AMP: Automatic Mixed Precision
Running the Model with autocast() and Adjusting Loss with GradScaler().
- Mixed Precision Arithmetic: Combines 16-bit (half-precision) and 32-bit (single-precision) floating-point arithmetic.
- Efficiency Improvement: Enhances training efficiency without compromising model accuracy.
- Increased Batch Size: Allows for nearly double the batch size since only critical operations like summations are performed with 32-bit precision. Note:
- Works effectively with "simple" loss functions (e.g., MAE, MSE).
- Not compatible with GAN and feature-based loss functions.
Gradient Clipping
- Preventing Large Gradients: Ensures that gradients do not become too large, which could destabilize the training process.
- Reducing the Risk of Exploding Gradients: Minimizes the risk of gradients "exploding" during backpropagation.
- Controlled Model Updates: Updates to the model parameters are scaled, while maintaining the direction of the gradient vector.
Motivation:
- The GAN loss often collapsed to NaN after extended training.
- The value of max_norm=0.4 was empirically determined to address this issue.
Logging with TensorBoard
Usage with SummaryWriter:
- Purpose: Visualization of training and validation losses, as well as output images.
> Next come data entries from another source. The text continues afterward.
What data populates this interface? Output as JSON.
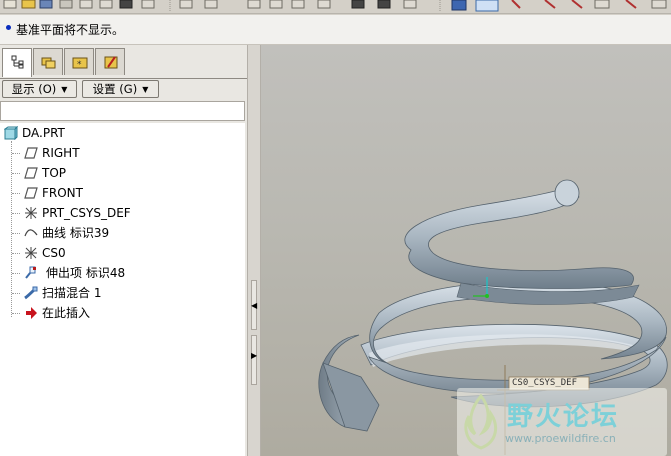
{
  "message": {
    "text": "基准平面将不显示。"
  },
  "model_tree": {
    "show_button": "显示 (O)",
    "settings_button": "设置 (G)",
    "root": "DA.PRT",
    "items": [
      {
        "label": "RIGHT",
        "icon": "datum-plane-icon"
      },
      {
        "label": "TOP",
        "icon": "datum-plane-icon"
      },
      {
        "label": "FRONT",
        "icon": "datum-plane-icon"
      },
      {
        "label": "PRT_CSYS_DEF",
        "icon": "csys-icon"
      },
      {
        "label": "曲线 标识39",
        "icon": "curve-icon"
      },
      {
        "label": "CS0",
        "icon": "csys-icon"
      },
      {
        "label": "伸出项 标识48",
        "icon": "protrusion-icon"
      },
      {
        "label": "扫描混合 1",
        "icon": "swept-blend-icon"
      },
      {
        "label": "在此插入",
        "icon": "insert-here-arrow-icon"
      }
    ]
  },
  "viewport": {
    "csys_label": "CS0_CSYS_DEF",
    "watermark_title": "野火论坛",
    "watermark_url": "www.proewildfire.cn"
  },
  "colors": {
    "message_dot": "#0a2dbd",
    "spring": "#8c9aa6",
    "insert_arrow": "#c8141e"
  }
}
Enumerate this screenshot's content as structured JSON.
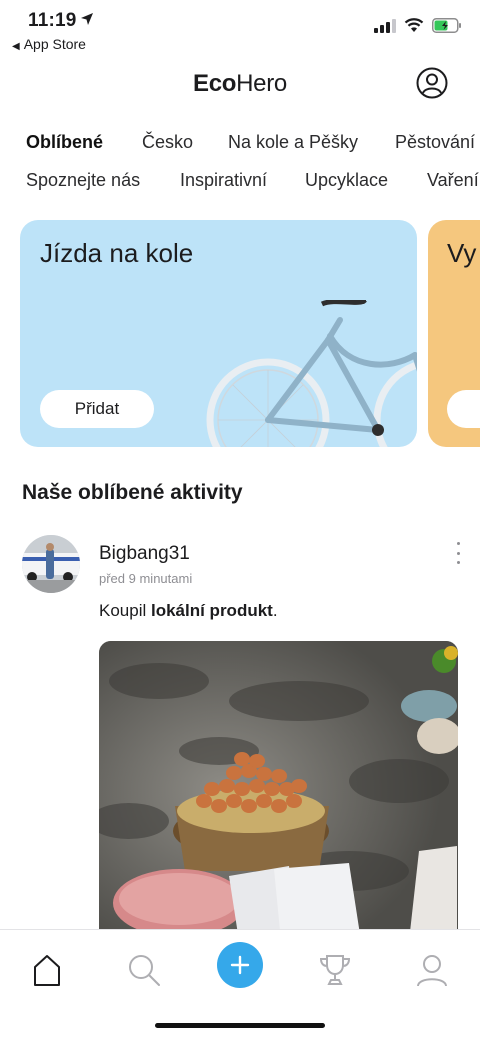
{
  "status_bar": {
    "time": "11:19",
    "back_label": "App Store",
    "battery_level": 0.6
  },
  "header": {
    "logo_bold": "Eco",
    "logo_light": "Hero"
  },
  "categories": {
    "row1": [
      "Oblíbené",
      "Česko",
      "Na kole a Pěšky",
      "Pěstování"
    ],
    "row2": [
      "Spoznejte nás",
      "Inspirativní",
      "Upcyklace",
      "Vaření"
    ],
    "active": "Oblíbené"
  },
  "cards": [
    {
      "title": "Jízda na kole",
      "button": "Přidat",
      "color": "#bde3f8"
    },
    {
      "title": "Vy",
      "color": "#f5c77e"
    }
  ],
  "section": {
    "title": "Naše oblíbené aktivity"
  },
  "post": {
    "username": "Bigbang31",
    "time_ago": "před 9 minutami",
    "text_prefix": "Koupil ",
    "text_bold": "lokální produkt",
    "text_suffix": "."
  },
  "tabbar": {
    "items": [
      "home-icon",
      "search-icon",
      "add-icon",
      "trophy-icon",
      "profile-icon"
    ],
    "accent": "#35a8ea"
  }
}
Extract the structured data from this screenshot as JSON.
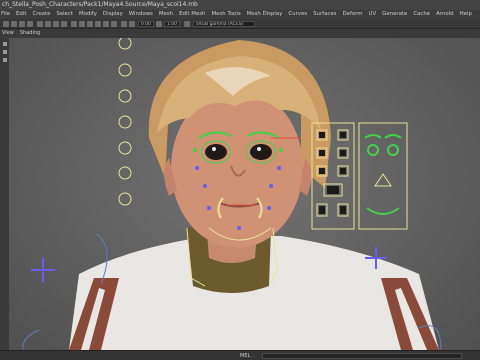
{
  "window": {
    "title": "ch_Stella_Posh_Characters/Pack1/Maya4.Source/Maya_scol14.mb"
  },
  "menubar": {
    "items": [
      "File",
      "Edit",
      "Create",
      "Select",
      "Modify",
      "Display",
      "Windows",
      "Mesh",
      "Edit Mesh",
      "Mesh Tools",
      "Mesh Display",
      "Curves",
      "Surfaces",
      "Deform",
      "UV",
      "Generate",
      "Cache",
      "Arnold",
      "Help"
    ]
  },
  "toolbar": {
    "field_left": "0.00",
    "field_right": "1.00",
    "camera_field": "sRGB gamma (ACES)"
  },
  "panel_menu": {
    "items": [
      "View",
      "Shading"
    ]
  },
  "statusbar": {
    "label": "MEL"
  },
  "colors": {
    "control_green": "#46d04a",
    "control_yellow": "#e9e29a",
    "control_purple": "#6a5cf0",
    "control_red": "#e24a3c",
    "ui_dark": "#3c3c3c"
  },
  "icons": {
    "face_panel": "face-control-panel-icon",
    "sidebar": "tool-icon"
  }
}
Opening TensorBoard in VS Code:
- Open the Command Palette:
- Shortcut:
Ctrl+Shift+P
- Shortcut:
- Search for TensorBoard:
- Type:
"Python: Launch TensorBoard" - Press
Enter
- Type:
- Select the Logs Folder:
- Choose:
Select another folder - Navigate to:
tensorboard_logs
- Choose:
- View in Browser:
- Open:
http://localhost:6006/
- Open:
Logging training info with .json
Automatic info inside the /model_zoo next to each trained model which looks something like this:
{
"in_res": 256,
"n_channels": 4,
"epoch": 30,
"total_epochs": 30,
"iteration": 224970,
"total_iterations": 224970,
"duration": 43.3434,
"pretrained_model": "model_zoo\\2024_08_13_08_15_32\\model_96750.pth",
"model_architecture": "SCUNet",
"use_sigmoid": true,
"config": "[4,4,4,4,4,4,4]",
"batch_size": 12,
"loss_info": {
"Pixel_Loss": "L1",
"Pixel_Loss_Weight": 10,
"GAN_Loss": "wgan",
"GAN_Loss_Weight": 1,
"Feature_Loss": "lpips_vgg",
"Feature_Loss_Weight": 1
},
"optimizer": "Adam",
"initial_learning_rate": 0.0001,
"last_learning_rate": 5.904900000000002e-05,
"decay_factor": 0.9,
"decay_step": "auto_plateau",
"lr_patience": 10,
"number_params": 17947224,
"n_imgs_train": 89991,
"n_imgs_test": 250,
"training_path": [
"training_data\\LSDIR\\train",
"training_data\\custom"
],
"testing_path": [
"training_data\\LSDIR\\val\\HR"
],
"transforms_train": {
"0": {
"class_name": "Downsample",
"downsampling_factor": 2,
"sigma": 1
},
"1": {
"class_name": "RandomCrop",
"h": 256,
"w": 256
},
"2": {
"class_name": "RgbToRawTransform",
"iso": 12500,
"noise_model": "dng",
"wb_gains_mode": "normal"
},
"3": {
"class_name": "ToTensor2"
}
},
"transforms_test": {
"0": {
"class_name": "Downsample",
"downsampling_factor": 2,
"sigma": 1
},
"1": {
"class_name": "RandomCrop",
"h": 256,
"w": 256
},
"2": {
"class_name": "RgbToRawTransform",
"iso": 12500,
"noise_model": "dng",
"wb_gains_mode": "normal"
},
"3": {
"class_name": "ToTensor2"
}
},
"final_test_loss": 0.054455384612083435,
"final_val_loss": 0.028505839593708514
}
Bonus
If you ever need to prevent your computer from shutting down, use this batch script:
@echo off
setlocal enabledelayedexpansion
rem Ermitteln der aktuellen Stunde
set "currentHour=%TIME:~0,2%"
set "currentHour=!currentHour: =!" rem Leerzeichen entfernen
rem Berechnen der Start- und Endzeit für die nächsten 18 Stunden
set /a "startHour=!currentHour!"
set /a "endHour=(startHour + 18) %% 24"
rem Aktualisieren der "Active Hours" im Registrierungseditor
reg add "HKLM\SOFTWARE\Microsoft\WindowsUpdate\UX\Settings" /v "ActiveHoursStart" /t REG_DWORD /d !startHour! /f
reg add "HKLM\SOFTWARE\Microsoft\WindowsUpdate\UX\Settings" /v "ActiveHoursEnd" /t REG_DWORD /d !endHour! /f
echo Die "Active Hours" wurden auf !startHour! bis !endHour! Uhr festgelegt.